Ibu Kepala tersenyum manis pada Adisti dan Felicia.

"Cia, ingat yang Ibu pesan tadi?" Ibu Kepala memandang Felicia.

"Iya, Bu. Aku ingat." Felicia mengangguk.

"Bisa Cia kembali ke kelas, ya? Ibu mau bicara dengan ibu Cia," kata Ibu Kepala.

"Iya." Felicia berdiri lalu berjalan meninggalkan ruangan itu. Guru kelas Felicia sudah menunggu di depan pintu.

Di dalam ruangan Ibu Kepala suasana masih serius dan sedikit sendu.

"Ibu Adisti, Cia mengatakan dia tidak pernah tahu ayahnya. Dia bertanya, Ibu tidak memberitahu dengan jelas kepadanya. Saya minta maaf, bukan ingin terlalu jauh ikut campur masalah keluarga, tetapi setiap anak perlu mendapat penjelasan sehingga dia tidak akan menduga-duga lalu menyimpulkan sendiri. Sangat mungkin yang ada di pikiran anak kita menjadi keliru." Ibu Kepala bicara dengan lembut pada Adisti.

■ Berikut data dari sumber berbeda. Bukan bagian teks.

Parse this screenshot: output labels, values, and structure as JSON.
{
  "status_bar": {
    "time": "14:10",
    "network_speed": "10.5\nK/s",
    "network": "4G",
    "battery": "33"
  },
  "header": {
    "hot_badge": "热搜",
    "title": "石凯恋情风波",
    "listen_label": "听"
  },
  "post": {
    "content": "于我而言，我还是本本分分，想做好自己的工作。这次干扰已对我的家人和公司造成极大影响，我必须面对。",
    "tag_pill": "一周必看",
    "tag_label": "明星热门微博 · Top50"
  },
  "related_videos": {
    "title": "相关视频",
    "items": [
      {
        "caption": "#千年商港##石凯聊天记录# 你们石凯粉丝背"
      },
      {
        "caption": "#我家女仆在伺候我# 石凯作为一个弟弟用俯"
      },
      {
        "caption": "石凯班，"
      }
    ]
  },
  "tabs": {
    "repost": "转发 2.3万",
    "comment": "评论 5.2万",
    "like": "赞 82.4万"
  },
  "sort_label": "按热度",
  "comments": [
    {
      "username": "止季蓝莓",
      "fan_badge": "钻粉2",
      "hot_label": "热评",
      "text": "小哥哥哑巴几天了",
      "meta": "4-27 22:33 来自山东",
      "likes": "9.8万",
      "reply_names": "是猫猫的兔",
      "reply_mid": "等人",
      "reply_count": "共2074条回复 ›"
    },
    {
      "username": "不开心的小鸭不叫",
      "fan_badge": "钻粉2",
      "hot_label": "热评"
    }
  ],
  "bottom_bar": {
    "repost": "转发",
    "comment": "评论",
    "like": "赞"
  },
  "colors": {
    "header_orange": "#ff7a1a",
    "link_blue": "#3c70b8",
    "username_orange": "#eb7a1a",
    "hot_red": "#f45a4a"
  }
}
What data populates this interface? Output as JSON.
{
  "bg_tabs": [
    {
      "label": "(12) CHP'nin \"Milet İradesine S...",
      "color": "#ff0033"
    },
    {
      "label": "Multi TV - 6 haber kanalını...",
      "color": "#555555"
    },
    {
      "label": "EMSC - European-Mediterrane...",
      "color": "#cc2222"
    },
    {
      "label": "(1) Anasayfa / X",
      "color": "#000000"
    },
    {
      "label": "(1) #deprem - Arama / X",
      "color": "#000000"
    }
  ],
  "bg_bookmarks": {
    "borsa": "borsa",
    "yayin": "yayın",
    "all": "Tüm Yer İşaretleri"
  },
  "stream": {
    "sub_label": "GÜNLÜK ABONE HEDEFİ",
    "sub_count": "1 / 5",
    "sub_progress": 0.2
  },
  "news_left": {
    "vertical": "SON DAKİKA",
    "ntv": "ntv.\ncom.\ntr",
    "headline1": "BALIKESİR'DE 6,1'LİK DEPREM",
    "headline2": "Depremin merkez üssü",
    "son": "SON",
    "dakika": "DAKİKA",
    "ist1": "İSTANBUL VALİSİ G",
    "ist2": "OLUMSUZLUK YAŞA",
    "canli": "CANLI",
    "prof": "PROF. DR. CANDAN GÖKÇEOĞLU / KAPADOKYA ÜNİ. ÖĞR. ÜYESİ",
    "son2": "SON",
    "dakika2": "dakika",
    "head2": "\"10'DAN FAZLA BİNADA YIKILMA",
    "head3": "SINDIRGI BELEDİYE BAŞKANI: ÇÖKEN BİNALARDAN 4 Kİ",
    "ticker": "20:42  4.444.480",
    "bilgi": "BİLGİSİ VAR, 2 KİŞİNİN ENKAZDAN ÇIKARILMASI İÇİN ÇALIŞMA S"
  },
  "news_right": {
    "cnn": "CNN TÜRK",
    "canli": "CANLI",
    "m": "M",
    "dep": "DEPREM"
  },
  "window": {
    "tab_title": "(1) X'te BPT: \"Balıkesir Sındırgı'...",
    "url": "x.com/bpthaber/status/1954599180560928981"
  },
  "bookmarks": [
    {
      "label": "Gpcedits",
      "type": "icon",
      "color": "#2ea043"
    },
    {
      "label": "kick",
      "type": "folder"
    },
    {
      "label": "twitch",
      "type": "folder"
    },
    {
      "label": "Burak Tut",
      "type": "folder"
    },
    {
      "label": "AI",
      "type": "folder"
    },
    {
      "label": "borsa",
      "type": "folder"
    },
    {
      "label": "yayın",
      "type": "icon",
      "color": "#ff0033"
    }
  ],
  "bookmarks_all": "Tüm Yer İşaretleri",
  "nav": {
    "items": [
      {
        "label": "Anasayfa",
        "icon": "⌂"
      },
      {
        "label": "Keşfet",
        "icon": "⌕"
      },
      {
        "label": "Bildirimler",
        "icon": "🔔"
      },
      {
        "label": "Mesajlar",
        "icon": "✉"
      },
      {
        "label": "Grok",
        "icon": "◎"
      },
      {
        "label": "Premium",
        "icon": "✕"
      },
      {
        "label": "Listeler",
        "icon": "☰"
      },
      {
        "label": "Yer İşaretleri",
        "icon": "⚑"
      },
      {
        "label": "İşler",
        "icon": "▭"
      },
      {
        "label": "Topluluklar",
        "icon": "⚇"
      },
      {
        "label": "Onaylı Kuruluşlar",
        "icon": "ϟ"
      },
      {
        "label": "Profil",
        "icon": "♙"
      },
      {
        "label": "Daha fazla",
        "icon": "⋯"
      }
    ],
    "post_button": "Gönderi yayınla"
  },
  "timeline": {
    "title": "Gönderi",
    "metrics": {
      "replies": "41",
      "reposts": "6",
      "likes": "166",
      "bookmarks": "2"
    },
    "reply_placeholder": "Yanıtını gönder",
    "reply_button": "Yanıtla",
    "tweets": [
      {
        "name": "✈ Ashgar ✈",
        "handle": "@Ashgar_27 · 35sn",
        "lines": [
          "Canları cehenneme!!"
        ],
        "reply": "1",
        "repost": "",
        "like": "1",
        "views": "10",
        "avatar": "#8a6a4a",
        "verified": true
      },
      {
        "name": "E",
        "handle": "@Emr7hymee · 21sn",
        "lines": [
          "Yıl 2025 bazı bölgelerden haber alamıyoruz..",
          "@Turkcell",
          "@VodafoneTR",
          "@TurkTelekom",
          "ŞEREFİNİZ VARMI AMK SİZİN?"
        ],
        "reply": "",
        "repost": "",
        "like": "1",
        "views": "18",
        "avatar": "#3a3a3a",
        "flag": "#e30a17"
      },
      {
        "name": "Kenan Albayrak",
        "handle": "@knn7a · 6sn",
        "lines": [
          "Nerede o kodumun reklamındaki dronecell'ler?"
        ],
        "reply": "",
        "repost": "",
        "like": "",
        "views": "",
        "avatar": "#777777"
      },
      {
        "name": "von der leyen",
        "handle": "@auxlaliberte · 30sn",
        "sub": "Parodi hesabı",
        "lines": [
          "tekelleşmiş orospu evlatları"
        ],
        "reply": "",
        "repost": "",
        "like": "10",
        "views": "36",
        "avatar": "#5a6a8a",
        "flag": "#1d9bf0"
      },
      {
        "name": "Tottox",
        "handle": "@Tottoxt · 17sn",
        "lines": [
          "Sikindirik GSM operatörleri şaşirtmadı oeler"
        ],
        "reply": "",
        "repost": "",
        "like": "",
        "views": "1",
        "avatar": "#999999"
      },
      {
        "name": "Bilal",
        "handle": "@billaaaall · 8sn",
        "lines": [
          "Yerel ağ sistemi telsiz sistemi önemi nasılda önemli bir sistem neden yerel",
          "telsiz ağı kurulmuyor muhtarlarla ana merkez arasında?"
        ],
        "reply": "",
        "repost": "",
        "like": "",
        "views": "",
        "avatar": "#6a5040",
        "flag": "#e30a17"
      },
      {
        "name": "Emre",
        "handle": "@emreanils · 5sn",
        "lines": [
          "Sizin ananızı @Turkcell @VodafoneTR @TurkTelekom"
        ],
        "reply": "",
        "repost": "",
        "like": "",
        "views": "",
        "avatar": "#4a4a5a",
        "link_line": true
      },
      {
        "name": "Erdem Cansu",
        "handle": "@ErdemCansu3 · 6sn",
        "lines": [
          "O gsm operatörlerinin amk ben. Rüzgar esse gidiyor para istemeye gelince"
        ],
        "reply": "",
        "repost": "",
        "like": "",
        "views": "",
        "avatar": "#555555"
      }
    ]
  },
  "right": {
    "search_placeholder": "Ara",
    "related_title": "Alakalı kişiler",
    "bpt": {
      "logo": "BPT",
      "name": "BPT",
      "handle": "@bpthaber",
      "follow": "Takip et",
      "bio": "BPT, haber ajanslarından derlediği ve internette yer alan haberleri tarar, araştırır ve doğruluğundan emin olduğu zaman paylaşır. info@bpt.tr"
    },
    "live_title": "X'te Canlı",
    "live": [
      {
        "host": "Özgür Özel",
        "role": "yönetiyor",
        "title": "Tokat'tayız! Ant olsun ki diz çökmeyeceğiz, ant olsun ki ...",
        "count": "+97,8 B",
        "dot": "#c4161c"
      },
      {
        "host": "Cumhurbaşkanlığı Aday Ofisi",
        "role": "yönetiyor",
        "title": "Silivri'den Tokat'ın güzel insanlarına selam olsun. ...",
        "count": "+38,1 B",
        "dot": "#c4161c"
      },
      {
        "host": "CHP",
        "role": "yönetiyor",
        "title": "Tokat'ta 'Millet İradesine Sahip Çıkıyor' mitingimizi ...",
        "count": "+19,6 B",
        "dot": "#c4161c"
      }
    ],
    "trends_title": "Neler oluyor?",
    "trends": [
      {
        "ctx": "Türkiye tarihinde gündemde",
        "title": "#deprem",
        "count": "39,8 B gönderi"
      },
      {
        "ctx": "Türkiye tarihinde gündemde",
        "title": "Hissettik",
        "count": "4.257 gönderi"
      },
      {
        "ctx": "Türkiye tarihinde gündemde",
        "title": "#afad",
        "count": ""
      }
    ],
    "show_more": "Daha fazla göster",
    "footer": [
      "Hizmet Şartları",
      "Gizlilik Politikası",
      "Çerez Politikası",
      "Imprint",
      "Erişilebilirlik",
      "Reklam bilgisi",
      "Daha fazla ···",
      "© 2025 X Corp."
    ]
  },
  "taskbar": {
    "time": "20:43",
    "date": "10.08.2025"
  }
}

Perih kembali mengiris hatinya. Adisti tidak pernah menyesal punya Felicia. Baginya, Felicia Tuhan kirim untuk melengkapi hidupnya. Namun, cerita bagaimana Felicia hadir, itu yang masih membuat luka. Sayangnya, kisah itu tidak mungkin diperbaiki. Adisti belum siap memberitahu kenyataan pada putrinya.

"Ibu, mungkin tidak harus segala hal diberitahukan kepadanya, tetapi setidaknya ada yang membuat dia lega dan memahami yang terjadi. Tentu bukan dengan mengarang cerita atau menutupi dengan kebohongan. Anak akan terus bertanya sampai dia mendapatkan jawabannya." Ibu Kepala melanjutkan.

Adisti merasa makin penuh dadanya. Tapi dia bisa mengerti yang Ibu Kepala maksudkan. 

"Iya, Bu. Terima kasih buat nasihatnya." Mata Adisti mulai berair saat mengucapkan itu. Cepat-cepat dia usap dengan jari-jarinya.

"Saya minta maaf, bukan ingin sok tahu, bukan mau kepo, istilah anak sekarang. Jika tidak keberatan, boleh Ibu informasikan tentang situasi ayah dan ibu Felicia? Maksud saya, agar saya lebih memahami kondisi Cia." 

Adisti kaget dengan pertanyaan itu. Apakah dia perlu cerita bagaimana bisa Felicia hadir di bumi? Oh, tidak!

"Saya minta maaf, Bu. Mungkin ini tidak nyaman, tetapi ini demi kebaikan Cia. Saya selaku kepala sekolah dapat membantu dia lebih maksimal. Sebab di sekolah, dia bukan hanya belajar hal akademik, tapi juga bersosialisasi, mengasah emosionalnya, dan hal yang lain." Ibu Kepala menjelaskan maksud permintaannya.

Adisti menelan ludahnya. Dia menghela nafas dalam dan memandang Ibu Kepala. "Saya melakukan kesalahan dalam hubungan dengan seorang pria. Lalu Cia hadir buat saya. Tetapi, saya dan pria itu tidak  mungkin bersama."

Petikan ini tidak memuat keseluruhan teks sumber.